Thursday, December 20, 2012

Hope, Love & Peace for Newtown, CT

Tomorrow marks the week of the Newtown, CT shooting at Sandy Hook Elementary School. I was in an appointment with no cell phone and had no idea what had happened until after I got out around noon. It was on the radio in my car and I listened in disbelief on my way to work. I went immediately to my computer once I arrived and just stared and stared. Scared, Sad, Angry, & Confusion were some of the immediate feelings that filled me to the core.

Immediately after Thanksgiving, I started to feel the waves of sadness creeping in about not having Asher with us for the Holidays. I would cry behind closed doors, even so my husband wouldn't see me. Everytime I saw someone post a photo of their newborn baby, I would get a little teary-eyed, because I don't get to share that moment with my baby. I'm not going to pretend; this is REALLY hard. But, I had friends remind me through God's Word, through e-mails, through devotionals, that everything is going to be o.k. So, I started focusing on the GOOD. Asher is in the safest place in this world. Asher gets to spend his first Christmas with the Savior himself. I am going to focus on the gift of our Lord more than ever before, because it is through Him that I have eternal life. It is through him, I will be able to hold my child again one day. The more I engraved these statements into my soul and read the truth, the more I was brought to peace during this Christmas season. And then last Friday, I felt as if all the good in this world had been shattered.

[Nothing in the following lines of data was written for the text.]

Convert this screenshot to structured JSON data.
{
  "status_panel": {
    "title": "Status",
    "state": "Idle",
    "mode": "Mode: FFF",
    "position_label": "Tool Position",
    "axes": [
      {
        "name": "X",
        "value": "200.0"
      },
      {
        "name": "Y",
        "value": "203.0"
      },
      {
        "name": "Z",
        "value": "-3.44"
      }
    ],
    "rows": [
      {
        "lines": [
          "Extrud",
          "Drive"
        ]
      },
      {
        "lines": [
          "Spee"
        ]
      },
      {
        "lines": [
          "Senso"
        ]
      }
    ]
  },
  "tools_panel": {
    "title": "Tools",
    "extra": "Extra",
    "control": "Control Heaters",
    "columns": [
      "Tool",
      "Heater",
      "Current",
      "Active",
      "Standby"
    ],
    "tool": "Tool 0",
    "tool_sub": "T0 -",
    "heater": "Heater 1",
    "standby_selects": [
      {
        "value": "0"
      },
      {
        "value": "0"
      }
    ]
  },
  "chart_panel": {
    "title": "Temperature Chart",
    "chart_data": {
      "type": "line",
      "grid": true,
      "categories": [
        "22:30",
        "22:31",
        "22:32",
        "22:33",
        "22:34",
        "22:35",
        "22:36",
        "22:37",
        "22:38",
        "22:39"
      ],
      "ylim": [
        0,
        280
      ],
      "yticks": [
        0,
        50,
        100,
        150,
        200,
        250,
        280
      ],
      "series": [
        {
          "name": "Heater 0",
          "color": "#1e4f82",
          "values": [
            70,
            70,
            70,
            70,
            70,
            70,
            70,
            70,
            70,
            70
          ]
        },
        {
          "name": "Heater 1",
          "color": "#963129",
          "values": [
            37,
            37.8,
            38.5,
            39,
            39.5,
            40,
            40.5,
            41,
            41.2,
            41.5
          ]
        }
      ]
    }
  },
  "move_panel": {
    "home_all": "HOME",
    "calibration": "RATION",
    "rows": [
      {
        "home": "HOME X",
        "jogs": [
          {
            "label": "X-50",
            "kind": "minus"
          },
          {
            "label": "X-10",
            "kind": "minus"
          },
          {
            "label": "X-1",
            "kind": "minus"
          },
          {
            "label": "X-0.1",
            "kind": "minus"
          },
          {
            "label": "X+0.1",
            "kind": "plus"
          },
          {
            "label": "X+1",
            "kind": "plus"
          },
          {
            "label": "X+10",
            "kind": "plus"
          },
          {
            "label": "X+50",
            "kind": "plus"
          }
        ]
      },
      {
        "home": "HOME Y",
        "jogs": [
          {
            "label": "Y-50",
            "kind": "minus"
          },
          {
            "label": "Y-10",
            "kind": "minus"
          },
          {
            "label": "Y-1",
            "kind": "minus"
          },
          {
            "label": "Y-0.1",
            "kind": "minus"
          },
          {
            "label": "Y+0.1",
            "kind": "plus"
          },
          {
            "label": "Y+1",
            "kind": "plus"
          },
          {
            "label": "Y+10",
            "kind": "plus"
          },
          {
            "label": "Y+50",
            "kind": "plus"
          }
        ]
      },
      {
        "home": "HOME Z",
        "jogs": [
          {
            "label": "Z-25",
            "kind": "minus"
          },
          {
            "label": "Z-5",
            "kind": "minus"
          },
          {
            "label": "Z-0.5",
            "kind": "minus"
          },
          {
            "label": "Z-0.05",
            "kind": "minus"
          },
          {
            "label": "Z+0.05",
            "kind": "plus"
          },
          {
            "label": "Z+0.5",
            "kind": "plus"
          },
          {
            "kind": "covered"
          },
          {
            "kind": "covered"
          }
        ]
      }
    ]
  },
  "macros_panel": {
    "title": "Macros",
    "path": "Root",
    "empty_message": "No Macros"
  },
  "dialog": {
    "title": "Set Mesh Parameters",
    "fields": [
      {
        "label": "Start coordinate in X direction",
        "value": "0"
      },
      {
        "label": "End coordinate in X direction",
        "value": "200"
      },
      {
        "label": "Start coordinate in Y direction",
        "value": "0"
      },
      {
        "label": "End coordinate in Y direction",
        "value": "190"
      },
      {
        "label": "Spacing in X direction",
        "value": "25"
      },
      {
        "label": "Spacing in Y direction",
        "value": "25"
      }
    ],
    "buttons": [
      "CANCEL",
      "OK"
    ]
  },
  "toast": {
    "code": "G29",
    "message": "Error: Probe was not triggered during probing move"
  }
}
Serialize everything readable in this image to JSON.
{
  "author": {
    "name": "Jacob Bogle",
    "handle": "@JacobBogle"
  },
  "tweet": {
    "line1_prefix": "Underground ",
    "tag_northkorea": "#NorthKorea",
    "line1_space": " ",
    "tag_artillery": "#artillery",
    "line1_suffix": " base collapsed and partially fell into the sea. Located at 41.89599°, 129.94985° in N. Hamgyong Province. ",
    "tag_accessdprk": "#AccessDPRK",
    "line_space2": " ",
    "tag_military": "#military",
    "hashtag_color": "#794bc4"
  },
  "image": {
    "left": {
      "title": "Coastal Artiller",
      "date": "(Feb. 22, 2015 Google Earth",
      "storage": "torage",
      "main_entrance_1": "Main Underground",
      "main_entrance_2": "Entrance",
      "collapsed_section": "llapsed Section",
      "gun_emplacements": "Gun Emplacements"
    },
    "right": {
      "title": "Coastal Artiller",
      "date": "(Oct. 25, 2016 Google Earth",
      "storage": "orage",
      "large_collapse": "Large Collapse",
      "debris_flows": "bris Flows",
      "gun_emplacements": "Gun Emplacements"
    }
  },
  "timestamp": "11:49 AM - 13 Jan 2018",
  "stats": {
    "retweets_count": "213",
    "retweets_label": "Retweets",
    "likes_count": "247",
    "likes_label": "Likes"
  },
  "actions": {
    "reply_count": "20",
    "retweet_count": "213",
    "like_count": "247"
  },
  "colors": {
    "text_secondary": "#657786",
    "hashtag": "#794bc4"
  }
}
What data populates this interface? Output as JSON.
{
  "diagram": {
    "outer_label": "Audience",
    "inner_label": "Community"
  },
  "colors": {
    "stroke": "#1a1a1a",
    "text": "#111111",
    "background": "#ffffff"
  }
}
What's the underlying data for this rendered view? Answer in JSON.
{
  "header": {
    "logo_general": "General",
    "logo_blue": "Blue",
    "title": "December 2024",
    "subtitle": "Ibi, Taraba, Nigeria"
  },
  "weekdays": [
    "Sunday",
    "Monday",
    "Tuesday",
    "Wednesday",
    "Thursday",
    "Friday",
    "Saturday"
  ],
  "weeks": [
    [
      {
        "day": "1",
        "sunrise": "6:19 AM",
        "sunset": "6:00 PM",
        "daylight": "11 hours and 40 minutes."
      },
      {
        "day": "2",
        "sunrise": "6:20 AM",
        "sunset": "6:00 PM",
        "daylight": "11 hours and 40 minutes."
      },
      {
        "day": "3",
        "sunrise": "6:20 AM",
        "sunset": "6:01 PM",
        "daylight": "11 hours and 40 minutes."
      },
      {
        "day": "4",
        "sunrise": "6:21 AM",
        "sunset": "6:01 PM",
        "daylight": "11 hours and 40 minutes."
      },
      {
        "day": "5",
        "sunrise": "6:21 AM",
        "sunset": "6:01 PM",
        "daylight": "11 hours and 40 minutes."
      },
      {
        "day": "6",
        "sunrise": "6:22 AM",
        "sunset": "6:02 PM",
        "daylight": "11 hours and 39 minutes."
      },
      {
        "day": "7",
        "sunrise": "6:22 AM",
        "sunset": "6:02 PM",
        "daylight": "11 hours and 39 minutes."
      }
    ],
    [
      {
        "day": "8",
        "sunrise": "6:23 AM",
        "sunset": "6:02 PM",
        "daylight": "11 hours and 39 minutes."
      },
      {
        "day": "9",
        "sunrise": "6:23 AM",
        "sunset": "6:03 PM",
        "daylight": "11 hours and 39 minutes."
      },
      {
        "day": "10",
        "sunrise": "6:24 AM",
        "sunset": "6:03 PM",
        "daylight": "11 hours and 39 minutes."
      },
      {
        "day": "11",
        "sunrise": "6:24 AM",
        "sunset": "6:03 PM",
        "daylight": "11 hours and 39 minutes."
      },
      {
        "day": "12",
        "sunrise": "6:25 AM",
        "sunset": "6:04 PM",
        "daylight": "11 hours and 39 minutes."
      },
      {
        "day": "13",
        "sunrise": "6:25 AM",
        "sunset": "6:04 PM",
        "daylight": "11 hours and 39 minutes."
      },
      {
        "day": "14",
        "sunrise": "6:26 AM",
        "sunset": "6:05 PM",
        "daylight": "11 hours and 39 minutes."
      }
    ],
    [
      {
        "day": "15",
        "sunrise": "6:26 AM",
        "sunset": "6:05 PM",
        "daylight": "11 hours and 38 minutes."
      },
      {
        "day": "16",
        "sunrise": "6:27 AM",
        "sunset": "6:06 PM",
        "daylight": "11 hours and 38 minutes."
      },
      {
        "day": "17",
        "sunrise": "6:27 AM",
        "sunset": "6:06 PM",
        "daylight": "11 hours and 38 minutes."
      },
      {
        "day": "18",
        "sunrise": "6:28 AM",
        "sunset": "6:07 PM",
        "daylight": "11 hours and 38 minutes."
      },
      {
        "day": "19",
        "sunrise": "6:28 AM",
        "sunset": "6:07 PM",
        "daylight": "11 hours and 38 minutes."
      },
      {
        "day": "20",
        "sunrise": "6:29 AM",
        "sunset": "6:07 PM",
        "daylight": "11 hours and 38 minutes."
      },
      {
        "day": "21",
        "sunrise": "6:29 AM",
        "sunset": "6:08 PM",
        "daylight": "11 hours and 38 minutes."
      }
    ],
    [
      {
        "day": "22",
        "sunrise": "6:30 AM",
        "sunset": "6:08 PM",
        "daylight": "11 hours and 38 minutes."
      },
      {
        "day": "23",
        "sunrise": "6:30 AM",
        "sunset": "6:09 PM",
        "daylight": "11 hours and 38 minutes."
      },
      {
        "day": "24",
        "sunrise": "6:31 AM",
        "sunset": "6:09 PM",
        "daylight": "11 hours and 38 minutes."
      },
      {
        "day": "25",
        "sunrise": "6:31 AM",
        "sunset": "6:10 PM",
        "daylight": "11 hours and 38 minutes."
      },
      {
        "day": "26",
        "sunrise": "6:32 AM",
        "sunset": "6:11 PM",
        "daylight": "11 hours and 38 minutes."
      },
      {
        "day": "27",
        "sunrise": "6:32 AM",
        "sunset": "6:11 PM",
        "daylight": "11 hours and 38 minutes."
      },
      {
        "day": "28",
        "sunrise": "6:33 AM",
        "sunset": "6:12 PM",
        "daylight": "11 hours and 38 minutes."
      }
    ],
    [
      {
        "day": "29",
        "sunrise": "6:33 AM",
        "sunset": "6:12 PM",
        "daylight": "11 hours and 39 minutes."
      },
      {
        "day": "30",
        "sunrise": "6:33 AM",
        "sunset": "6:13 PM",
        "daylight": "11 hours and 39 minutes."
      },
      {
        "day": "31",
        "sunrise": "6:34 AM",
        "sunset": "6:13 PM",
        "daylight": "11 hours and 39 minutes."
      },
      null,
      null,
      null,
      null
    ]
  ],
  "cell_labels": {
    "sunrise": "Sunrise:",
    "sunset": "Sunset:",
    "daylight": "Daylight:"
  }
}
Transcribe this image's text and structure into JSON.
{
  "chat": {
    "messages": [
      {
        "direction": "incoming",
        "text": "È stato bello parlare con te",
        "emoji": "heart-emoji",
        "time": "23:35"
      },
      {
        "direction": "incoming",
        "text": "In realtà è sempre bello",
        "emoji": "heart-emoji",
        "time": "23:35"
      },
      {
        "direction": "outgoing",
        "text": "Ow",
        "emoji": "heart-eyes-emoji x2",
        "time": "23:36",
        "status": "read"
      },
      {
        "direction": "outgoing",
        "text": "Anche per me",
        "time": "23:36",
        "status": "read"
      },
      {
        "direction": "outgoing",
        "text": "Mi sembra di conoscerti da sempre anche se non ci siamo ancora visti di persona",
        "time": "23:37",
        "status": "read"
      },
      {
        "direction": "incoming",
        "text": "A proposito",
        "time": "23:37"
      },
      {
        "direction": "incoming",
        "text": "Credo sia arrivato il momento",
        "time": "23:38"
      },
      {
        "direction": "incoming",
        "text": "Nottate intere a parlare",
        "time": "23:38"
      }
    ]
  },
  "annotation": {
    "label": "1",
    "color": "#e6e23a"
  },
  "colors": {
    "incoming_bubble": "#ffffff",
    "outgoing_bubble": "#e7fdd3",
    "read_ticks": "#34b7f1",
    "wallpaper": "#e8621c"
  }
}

Shattered because, my heart hurt so much to see that twenty other sets of parents had lost a child.
Shattered because, our society is such an evil, wicked place.
Shattered because, our society has completely left God out of this situation.

When people tell me they are sorry for my loss they almost always include, "I just can't imagine what that would be like." Now as I sit here, I think to myself, "I just can't imagine what these people are going through." Even though losing Asher was completely unexpected, he went to Heaven from the safest place on earth, my womb. The Newtown kids and teachers left in the most unimaginable and horrific way possible. There are no words that can be said to make them feel better. I just continually pray every day for everyone directly affected by this tragedy and pray that they will find peace, comfort, and hope through all of this. I will never be able to compare this to my loss, but, through the midst of the sadness, tears, and grief, I hope and pray that some good can come of this. I hope there are people's lives who are saved and are brought closer to God than they could ever imagine.

Here is the truth that has helped me through this Christmas season. May the residents of Newtwon find hope, love, and peace in the truth.

Romans 15:13 May the God of hope fill you with all joy and peace in believing, so that by the power of the Holy Spirit you may abound in hope.